Federalism is not feudalism. In a federalism, only the rights that absolutely need to be delegated up in order to resolve collective action problems are so delegated. In fact, federalism is a solution to feudalism, as the 39 signers of the Constitution would attest.
I was referring to the communitarian notion that one should never leave one’s society that they were born in. My point is that it is silly for any American to believe in this notion because America, itself, was founded by those who exercised the “right of exit”. Seasteading or space colonization is simply a repeat of the same “right of exit, America 2.0. It is logically inconsistent to believe in the legitimacy of the American society and to not recognize the “right of exit”.

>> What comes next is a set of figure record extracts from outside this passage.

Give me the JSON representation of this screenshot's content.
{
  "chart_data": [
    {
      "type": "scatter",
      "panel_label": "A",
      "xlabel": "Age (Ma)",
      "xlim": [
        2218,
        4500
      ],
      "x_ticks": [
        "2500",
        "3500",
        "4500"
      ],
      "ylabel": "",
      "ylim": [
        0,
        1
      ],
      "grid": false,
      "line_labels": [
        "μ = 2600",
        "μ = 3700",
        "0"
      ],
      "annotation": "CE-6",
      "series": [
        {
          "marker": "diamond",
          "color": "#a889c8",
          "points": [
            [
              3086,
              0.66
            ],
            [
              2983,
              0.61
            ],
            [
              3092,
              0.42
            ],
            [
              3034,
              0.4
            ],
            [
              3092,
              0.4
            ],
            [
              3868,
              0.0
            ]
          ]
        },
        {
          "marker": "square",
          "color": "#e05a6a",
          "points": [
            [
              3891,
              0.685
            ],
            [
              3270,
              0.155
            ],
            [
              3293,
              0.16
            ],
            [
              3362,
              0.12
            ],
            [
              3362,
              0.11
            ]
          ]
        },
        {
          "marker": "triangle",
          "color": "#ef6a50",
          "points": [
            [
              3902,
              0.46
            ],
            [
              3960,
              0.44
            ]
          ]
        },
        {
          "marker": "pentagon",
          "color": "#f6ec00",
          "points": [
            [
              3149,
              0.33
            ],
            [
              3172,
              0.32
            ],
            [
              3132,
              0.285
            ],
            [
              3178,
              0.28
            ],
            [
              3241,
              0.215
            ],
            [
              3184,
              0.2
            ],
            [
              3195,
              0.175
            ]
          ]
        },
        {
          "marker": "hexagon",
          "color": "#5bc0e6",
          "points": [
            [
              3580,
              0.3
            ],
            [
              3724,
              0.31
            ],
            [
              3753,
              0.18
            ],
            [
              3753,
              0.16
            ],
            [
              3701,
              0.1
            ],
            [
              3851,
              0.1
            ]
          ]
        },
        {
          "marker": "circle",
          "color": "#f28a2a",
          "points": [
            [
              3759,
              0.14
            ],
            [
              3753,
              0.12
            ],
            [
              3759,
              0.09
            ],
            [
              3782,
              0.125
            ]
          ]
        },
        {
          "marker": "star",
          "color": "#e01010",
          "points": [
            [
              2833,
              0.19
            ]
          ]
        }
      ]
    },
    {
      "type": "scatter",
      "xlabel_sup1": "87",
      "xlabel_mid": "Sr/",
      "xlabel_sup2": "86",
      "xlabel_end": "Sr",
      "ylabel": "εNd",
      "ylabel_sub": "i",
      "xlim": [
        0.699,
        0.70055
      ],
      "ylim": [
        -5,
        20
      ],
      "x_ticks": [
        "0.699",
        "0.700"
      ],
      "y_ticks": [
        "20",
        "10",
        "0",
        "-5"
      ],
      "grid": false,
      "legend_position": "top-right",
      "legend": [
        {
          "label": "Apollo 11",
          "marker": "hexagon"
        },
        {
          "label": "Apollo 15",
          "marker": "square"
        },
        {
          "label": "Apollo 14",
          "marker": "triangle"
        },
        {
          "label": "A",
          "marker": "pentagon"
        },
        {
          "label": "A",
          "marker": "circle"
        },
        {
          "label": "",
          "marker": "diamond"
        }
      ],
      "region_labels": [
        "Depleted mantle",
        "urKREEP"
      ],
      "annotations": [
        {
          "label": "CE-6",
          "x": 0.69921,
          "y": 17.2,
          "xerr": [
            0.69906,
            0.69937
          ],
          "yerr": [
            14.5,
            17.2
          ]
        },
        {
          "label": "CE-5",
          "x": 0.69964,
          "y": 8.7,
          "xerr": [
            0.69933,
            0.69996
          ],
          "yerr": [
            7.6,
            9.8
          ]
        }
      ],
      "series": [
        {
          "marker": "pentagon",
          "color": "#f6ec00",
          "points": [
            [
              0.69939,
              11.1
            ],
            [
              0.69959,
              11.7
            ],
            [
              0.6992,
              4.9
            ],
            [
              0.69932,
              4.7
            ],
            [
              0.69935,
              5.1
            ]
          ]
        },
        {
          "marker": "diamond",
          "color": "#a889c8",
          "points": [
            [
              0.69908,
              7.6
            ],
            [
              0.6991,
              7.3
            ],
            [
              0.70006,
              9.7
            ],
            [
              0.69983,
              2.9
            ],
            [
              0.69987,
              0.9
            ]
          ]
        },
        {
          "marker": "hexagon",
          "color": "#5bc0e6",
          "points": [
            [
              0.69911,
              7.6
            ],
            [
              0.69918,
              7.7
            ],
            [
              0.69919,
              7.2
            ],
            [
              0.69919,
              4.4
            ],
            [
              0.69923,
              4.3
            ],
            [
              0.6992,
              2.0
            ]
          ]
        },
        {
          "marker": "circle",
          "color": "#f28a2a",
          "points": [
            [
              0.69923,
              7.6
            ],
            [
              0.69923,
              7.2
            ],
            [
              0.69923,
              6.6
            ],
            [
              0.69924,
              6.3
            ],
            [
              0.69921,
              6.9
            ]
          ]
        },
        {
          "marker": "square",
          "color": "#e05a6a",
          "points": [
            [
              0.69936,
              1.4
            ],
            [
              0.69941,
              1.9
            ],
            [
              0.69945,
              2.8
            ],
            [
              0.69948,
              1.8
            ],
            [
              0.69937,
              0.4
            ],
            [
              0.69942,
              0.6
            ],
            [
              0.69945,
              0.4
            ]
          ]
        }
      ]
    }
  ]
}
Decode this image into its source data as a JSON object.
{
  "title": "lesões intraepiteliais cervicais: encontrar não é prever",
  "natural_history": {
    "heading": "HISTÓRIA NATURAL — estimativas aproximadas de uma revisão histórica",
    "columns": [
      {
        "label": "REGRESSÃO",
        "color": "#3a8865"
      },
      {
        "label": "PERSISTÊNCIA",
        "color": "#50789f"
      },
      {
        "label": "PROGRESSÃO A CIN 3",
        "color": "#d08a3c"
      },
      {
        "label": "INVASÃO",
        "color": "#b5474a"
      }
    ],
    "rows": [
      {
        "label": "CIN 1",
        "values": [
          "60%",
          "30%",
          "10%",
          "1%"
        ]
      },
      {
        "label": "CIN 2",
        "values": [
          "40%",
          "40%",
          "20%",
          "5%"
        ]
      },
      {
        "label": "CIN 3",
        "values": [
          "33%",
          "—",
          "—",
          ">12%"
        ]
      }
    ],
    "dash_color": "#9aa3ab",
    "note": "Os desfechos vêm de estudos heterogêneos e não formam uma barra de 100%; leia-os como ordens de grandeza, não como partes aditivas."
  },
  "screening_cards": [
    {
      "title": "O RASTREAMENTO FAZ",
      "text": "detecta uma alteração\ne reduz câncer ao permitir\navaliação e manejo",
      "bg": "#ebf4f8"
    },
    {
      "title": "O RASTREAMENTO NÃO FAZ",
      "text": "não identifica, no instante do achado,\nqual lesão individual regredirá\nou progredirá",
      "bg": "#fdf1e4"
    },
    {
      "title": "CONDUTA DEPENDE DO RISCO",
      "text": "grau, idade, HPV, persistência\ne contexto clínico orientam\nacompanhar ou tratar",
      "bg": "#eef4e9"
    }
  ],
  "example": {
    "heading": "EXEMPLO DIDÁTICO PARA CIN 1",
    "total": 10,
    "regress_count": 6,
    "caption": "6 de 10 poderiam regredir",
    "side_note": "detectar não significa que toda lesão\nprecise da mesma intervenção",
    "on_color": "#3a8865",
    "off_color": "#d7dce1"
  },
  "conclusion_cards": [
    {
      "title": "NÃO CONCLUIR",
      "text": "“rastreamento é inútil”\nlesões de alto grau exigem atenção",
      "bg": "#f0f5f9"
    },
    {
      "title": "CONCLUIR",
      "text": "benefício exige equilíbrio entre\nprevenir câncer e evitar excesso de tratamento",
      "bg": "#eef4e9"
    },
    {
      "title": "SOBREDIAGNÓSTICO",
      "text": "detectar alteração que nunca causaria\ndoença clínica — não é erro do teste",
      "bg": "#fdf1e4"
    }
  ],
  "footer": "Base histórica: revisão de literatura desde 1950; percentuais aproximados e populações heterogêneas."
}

I assumed we were talking about something more than that right alone. Since when do we stop people from leaving the U.S.?
The communitarian argument against the right to exit is so silly because America, itself, was founded by those who left Europe to create a new life for themselves. Any American who opposes the right of exit as a general principle betrays the very basis on which the country was founded on as well as the immigrants who came during the 19th century to settle the western frontier.
Its clear that communitarianism is simply the modern day expression of feudalism, where the individual is expected to accept their station in life regardless of how much it sucks. I understand that Europe has never had a tradition of individual liberty and I accept the Europeans for who they are. However, it is utterly unacceptable that such feudalistic mentality should exist in the minds of anyone who is an American. The fact that such a world-view does exist in the minds of Americans makes the case for seasteading or similar such concepts ever more clear to me.
Mencius Moldbug endorsed involuntary obligations (and more specifically, slavery and manorialism) here.
I’m surprised you didn’t already link to the Distributed Republic post, Threatened by Exit.
Kurt is right at least in the oldest sense of the term fascism (http://en.wikipedia.org/wiki/Fasces). But 20th century fascism was inspired more by Plato than Aristotle.
I think communitarianism is just a fancy 4-bit word for fascism. I will have nothing to do with fascism or whatever fancy language one chooses to dress it up with.
I was referring not to anything Socrates said, but to what he did in the Phaedo. Socrates made the ultimate sacrifice for his community.
Btw, I’m fascinated by this assertion. It may be that Socrates *intended* to make his death a moral lesson for the rest of Athens, but did anyone really leave that tragedy sadder but a little wiser? History says to the contrary. Sure, his legacy to western civilization earns him a place in Cooperstown, but Athens declined very quickly in the century following Socrates’ death. Not sure anyone in his community learned anything from that…other than Plato.
You’re probably right with respect to Athens. I suspect that Socrates had an even larger community in mind.
What does the immortality of the soul have to do with this? The Crito is about what we owe the state.
“Any of you who does not like us and the city, and who wants to go to a colony or to any other city, may go where he likes, and take his goods with him. But he who has experience of the manner in which we order justice and administer the State, and still remains, has entered into an implied contract that he will do as we command him. And he who disobeys us is, as we maintain, thrice wrong: first, because in disobeying us he is disobeying his parents; secondly, because we are the authors of his education; thirdly, because he has made an agreement with us that he will duly obey our commands…”
http://classics.mit.edu/Plato/crito.html
Since you raised him, you should dive in. But the Phaedo, not the Crito, is more on point to a “right of exit.”
Good point. I suppose I could dive into the Crito as well, but Socrates never convinced me there.
Good citizens leave the country of their birth when that country fails them.
Is this all you have in mind when you ask about a “right of exit”? If so, then it is not Aristotle who would be against, but Plato.